PolyMet officials should be livid. The company’s plans to open their copper-nickel mine near Hoyt Lakes could run aground as a result of a federal appraisal for their land exchange that is quite simply a head scratcher.
For years, the Forest Service denied Freedom of Information Act requests for copies of the appraisal, including one from this newspaper. After obtaining a copy from another source, we can understand why the agency preferred to keep the document, prepared by a Wisconsin-based appraisal company, under wraps. It’s stated valuation of $550 an acre for the federal land that PolyMet is seeking is poorly justified and is so far below any comparable sales in the region that it simply doesn’t pass the smell test. “Not credible” is how a Minnesota-based appraisal firm put it in their review of the document. Water Legacy, which is suing alleging that the federal land was undervalued, commissioned that review, but that doesn’t mean its conclusions are not valid.
As we report this week, the appraiser who completed the federal valuation concluded that the land had such limited value because it was only usable for timber production, a remarkable conclusion considering that the purpose of the exchange is to facilitate a copper-nickel and precious metals mine. Federal appraisal rules require that the planned use of the land under consideration for exchange must be considered in the appraisal process. That means the land should have been appraised as mineland, which typically sells for significantly more than timberland.

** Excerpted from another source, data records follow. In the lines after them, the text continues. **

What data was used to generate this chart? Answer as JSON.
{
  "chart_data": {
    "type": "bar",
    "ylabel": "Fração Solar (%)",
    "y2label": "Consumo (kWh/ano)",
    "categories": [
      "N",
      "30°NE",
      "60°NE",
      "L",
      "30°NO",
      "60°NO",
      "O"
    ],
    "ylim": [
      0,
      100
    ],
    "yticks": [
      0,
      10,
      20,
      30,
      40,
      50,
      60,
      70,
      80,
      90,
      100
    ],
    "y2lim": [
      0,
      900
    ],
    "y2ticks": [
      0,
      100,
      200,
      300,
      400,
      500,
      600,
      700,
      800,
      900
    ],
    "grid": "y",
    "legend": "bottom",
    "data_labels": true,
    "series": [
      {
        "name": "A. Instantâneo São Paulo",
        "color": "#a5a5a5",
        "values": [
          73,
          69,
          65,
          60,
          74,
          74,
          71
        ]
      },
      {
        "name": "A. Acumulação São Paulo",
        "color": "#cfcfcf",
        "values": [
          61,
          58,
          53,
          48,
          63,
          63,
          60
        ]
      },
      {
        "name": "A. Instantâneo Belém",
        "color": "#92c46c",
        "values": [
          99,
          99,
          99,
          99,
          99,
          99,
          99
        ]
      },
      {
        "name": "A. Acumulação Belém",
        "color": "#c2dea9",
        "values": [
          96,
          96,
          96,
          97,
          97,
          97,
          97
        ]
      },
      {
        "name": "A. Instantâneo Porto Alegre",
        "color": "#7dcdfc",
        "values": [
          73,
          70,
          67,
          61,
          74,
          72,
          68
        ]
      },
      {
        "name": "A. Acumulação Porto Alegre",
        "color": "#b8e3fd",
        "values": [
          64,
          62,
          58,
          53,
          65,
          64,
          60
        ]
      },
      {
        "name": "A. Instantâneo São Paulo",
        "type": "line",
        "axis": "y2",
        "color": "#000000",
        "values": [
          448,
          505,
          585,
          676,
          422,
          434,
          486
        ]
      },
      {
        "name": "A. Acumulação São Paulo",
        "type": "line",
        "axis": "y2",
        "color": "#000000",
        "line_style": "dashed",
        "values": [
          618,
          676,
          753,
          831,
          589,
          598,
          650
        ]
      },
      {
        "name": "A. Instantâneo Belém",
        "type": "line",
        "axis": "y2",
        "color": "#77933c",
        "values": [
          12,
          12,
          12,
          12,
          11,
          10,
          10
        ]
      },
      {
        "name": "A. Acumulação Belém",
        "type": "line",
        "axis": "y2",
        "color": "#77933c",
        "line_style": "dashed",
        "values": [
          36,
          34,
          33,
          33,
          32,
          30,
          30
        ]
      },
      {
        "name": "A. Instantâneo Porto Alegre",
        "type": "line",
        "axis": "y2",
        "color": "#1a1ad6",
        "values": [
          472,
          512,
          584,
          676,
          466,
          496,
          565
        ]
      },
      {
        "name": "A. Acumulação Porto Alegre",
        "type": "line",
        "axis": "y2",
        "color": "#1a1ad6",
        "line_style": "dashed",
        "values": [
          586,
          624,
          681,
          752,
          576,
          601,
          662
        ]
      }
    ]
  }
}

Even timberland typically sells for more than $550 an acre, even in large tracts. Indeed, the company that produced the appraisal did look at some recent comparable purchases by mining companies in other parts of the Superior National Forest in St. Louis and Lake counties, and those sales, which included purchases of comparable size tracts, went for an average of $1,645 an acre. And these lands weren’t known to hold valuable minerals. They were just scattered forest tracts purchased for potential land exchange or wetland replacement. But the appraiser disregarded those comparable sales, suggesting that the buyers were “highly motivated.” We believe the same could be said of PolyMet, since without the land exchange with the Forest Service, their mine proposal may be unable to go forward.
It gets worse, since the review commissioned by Water Legacy looked at purchases of surface rights by Kennecott Mining in Aitkin County, where the company is pursuing an identified copper deposit. In other words, it’s in the same situation as PolyMet, except it’s acquiring private land rather than public. In Aitkin County, the company is paying an average of $3,685 an acre.
Under federal rules, public lands have to be sold for their appraised value, but that is supposed to be based on a fair market price, and what the market will bear is typically determined by comparable sales. Those rules were put in place to prevent “sweetheart deals,” which is exactly the accusation in this case. One thing is for sure, no private landowner in a similar situation would let lands sitting atop a multi-billion-dollar mineral deposit go for $550 an acre. Nor would they exchange their valuable mineland acre-for-acre for run-of-the-mill timberland, much less for the thousands of acres of swamp near Hay Lake, north of Virginia, that the public is actually receiving from PolyMet. Not in a million years.
So why should PolyMet be upset about a getting a great deal? Because the “deal” threatens to throw a monkey wrench in the company’s plans. While any number of technical issues, such as lack of standing, can derail a lawsuit in federal court, the Water Legacy suit could get traction because the appraisal appears to be so flawed. If so, PolyMet won’t have the option of just shelling out more money for the Forest Service property it needs for its planned mine. The federal government can only exchange land, so the company would have to begin the process of buying up thousands, perhaps tens of thousands, of acres of private land to accommodate the exchange. That would take considerable time, and may not even be possible. Then, a new appraisal would need to be completed and a new federal decision-making process would be required. The whole process could take years.
Which could quickly turn a sweetheart deal into a very costly fiasco.